Dans un communiqué publié ce 04 mai 2026, le Mouvement pour la Renaissance du Cameroun (MRC) dénonce la diffusion prématurée de dates pour les législatives et municipales de 2027. Le parti de Maurice Kamto fustige une communication parallèle qui, selon lui, fragilise l’autorité de l’État et sème la confusion. Une sortie qui vise directement les fuites orchestrées par certains relais médiatiques proches du pouvoir.

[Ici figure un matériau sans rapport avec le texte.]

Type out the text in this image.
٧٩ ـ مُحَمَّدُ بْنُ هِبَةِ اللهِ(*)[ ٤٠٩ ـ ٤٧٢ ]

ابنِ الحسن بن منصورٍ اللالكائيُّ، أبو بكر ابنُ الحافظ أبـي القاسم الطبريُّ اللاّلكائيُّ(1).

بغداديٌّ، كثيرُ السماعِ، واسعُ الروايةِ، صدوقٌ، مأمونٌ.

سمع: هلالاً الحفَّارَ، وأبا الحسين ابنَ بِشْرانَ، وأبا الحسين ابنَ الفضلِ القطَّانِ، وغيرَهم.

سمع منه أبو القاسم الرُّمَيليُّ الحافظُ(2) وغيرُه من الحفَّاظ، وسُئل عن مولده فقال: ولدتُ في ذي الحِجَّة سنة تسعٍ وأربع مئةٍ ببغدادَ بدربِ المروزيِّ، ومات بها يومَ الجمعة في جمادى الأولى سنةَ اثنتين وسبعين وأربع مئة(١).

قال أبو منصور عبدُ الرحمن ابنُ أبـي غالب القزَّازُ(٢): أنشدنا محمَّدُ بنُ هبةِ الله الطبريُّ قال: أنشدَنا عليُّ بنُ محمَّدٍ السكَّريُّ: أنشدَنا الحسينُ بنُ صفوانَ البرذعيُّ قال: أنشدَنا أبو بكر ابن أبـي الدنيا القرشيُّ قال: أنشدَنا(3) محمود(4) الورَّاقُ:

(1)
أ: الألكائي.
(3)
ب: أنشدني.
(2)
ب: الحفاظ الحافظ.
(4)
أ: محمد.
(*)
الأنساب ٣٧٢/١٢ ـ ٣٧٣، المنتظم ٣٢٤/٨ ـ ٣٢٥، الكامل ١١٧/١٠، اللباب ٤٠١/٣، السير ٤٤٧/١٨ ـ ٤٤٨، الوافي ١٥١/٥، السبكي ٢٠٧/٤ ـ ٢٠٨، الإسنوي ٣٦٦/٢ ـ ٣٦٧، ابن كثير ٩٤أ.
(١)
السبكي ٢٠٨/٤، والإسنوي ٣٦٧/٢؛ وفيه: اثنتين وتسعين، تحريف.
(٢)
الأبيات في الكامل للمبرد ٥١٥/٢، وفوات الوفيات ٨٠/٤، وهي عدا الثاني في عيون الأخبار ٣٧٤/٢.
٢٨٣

La scène politique camerounaise s’anime autour d’une question de forme qui touche au fond même de la démocratie : qui a le droit d’annoncer le calendrier électoral ? Pour le MRC, la réponse est sans équivoque : seules les instances officielles habilitées doivent tenir la plume. Le parti d’opposition vient de marquer son désaccord face à la multiplication des annonces anticipées concernant la tenue des scrutins en février 2027.
Le procès d’une communication parallèle
Au cœur de la colère du parti de Maurice Kamto, l’activisme médiatique de certains journalistes perçus comme des « éclaireurs » du régime. Le communiqué, signé par Roger Justin Noah, pointe du doigt une dérive où l’information sensible précède le décret présidentiel. Le MRC y voit une atteinte grave au principe de séparation des pouvoirs et à la solennité des actes administratifs.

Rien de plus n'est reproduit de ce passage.